Recently a farming company was fined after a man was electrocuted while working on farmland near Ludgershall in Wiltshire.
Salisbury Crown Court heard Edward Pybus, 21, from Northallerton in Yorkshire, was harvesting crops at Chute Farm, Upper Chute when he received the fatal shock on 6 August 2007.
The Health and Safety Executive (HSE) prosecuted farm managers Velcourt Ltd as the firm was responsible for both the recruitment of casual farm workers, including Mr Pybus, and for managing health and safety on site.
Of course health and safety although already not good will only get worse if the bill is passed.

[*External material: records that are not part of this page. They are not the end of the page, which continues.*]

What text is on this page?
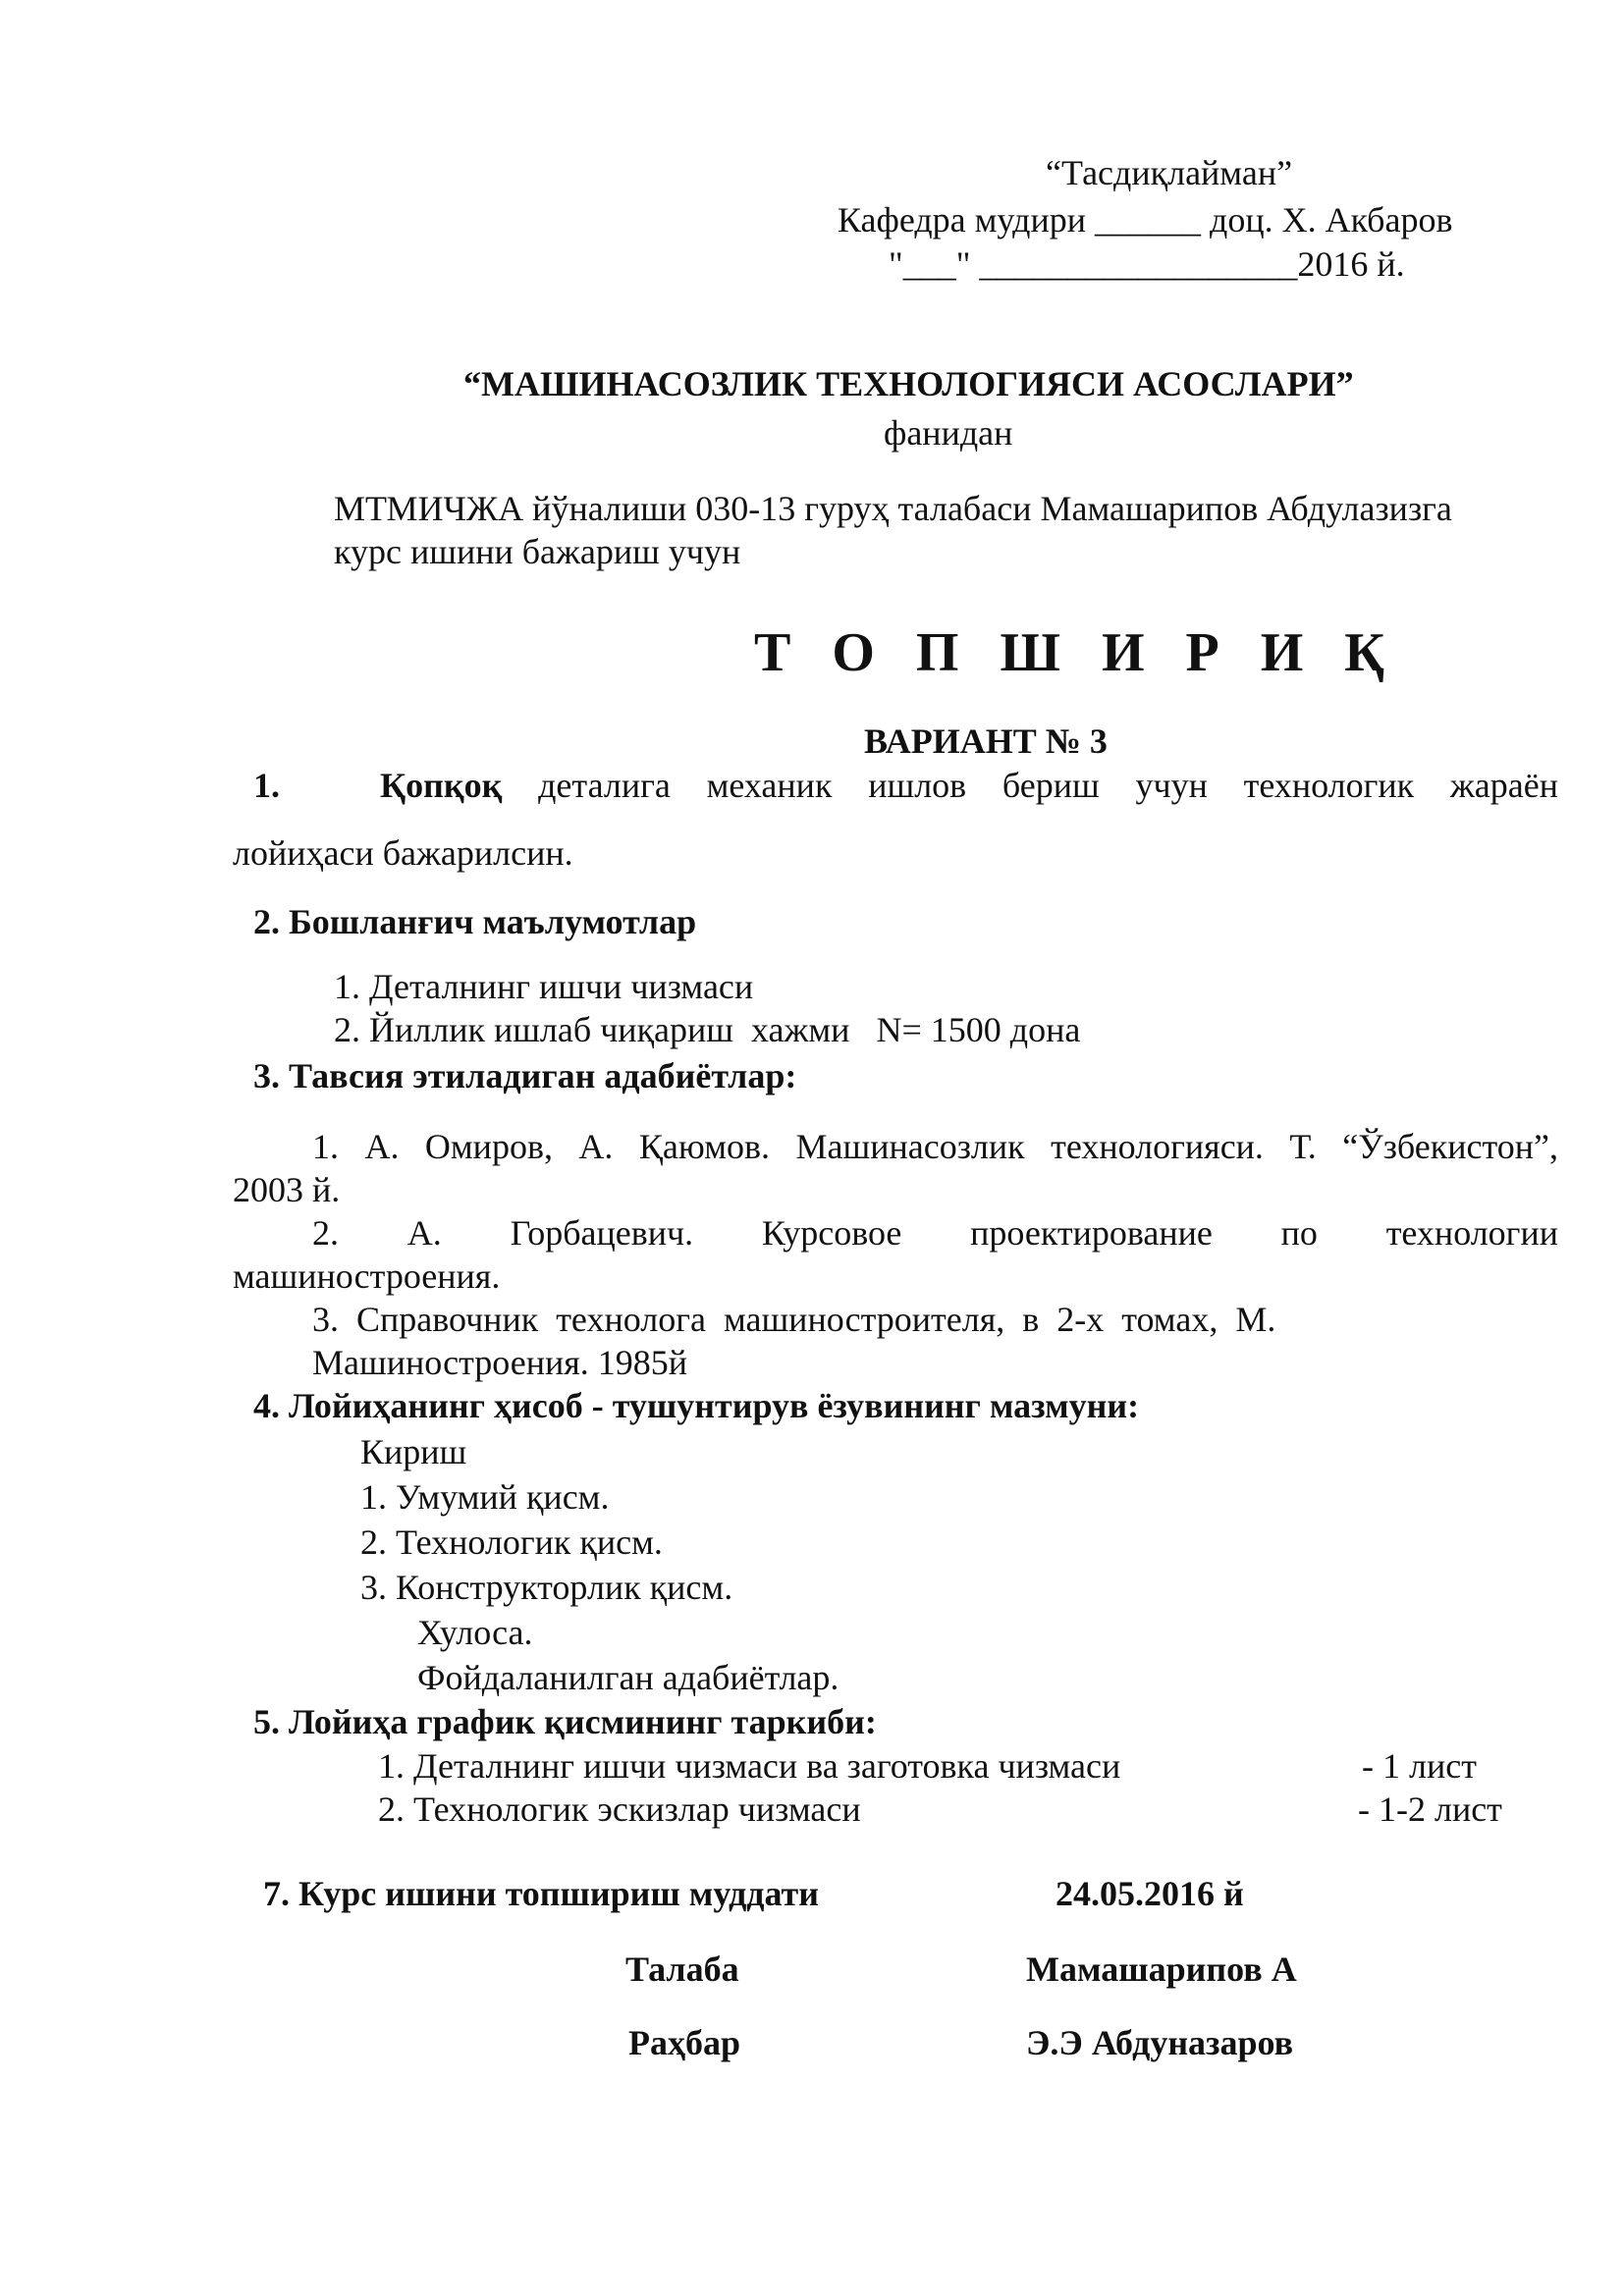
“Тасдиқлайман”
Кафедра мудири ______ доц. Х. Акбаров
"___" __________________2016 й.
“МАШИНАСОЗЛИК ТЕХНОЛОГИЯСИ АСОСЛАРИ”
фанидан
МТМИЧЖА йўналиши 030-13 гуруҳ талабаси Мамашарипов Абдулазизга
курс ишини бажариш учун
Т О П Ш И Р И Қ
ВАРИАНТ № 3
1.	Қопқоқ деталига механик ишлов бериш учун технологик жараён
лойиҳаси бажарилсин.
2. Бошланғич маълумотлар
1. Деталнинг ишчи чизмаси
2. Йиллик ишлаб чиқариш  хажми   N= 1500 дона
3. Тавсия этиладиган адабиётлар:
1. А. Омиров, А. Қаюмов. Машинасозлик технологияси. Т. “Ўзбекистон”,
2003 й.
2. А. Горбацевич. Курсовое проектирование по технологии
машиностроения.
3.  Справочник  технолога  машиностроителя,  в  2-х  томах,  М.
Машиностроения. 1985й
4. Лойиҳанинг ҳисоб - тушунтирув ёзувининг мазмуни:
Кириш
1. Умумий қисм.
2. Технологик қисм.
3. Конструкторлик қисм.
Хулоса.
Фойдаланилган адабиётлар.
5. Лойиҳа график қисмининг таркиби:
1. Деталнинг ишчи чизмаси ва заготовка чизмаси	- 1 лист
2. Технологик эскизлар чизмаси	- 1-2 лист
7. Курс ишини топшириш муддати	24.05.2016 й
Талаба	Мамашарипов А
Раҳбар	Э.Э Абдуназаров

Other unions who represent members providing services in remote parts of rural Britain such as job centres, schools, hospitals and post offices have been active in highlighting their plight.
The PCS has said job centre closures on top of a lack of opportunities for the unemployed will leave people in rural areas particularly exposed.
Cuts to services in countryside towns and villages where communities are small and close-knit leaves deep scars that are not easily healed.
Closing a post office or shop in the high street might be a nuisance to people in the city meaning they have to walk a little further for the next one.
In rural communities, it can be one step towards the death knell of that area. However, resistance, if properly directed by the trade union movement locally in conjunction with the local community, in these areas maybe more forthcoming precisely because of the closeness of people in rural communities.
Coordinated strike action involving a multitude of unions and workers across the country and different industries, will need to involve workers in the countryside.
If we are to make the government truly back down by making the country economically and industrially ungovernable, the countryside will be a key organising battleground to rid us of this big business government.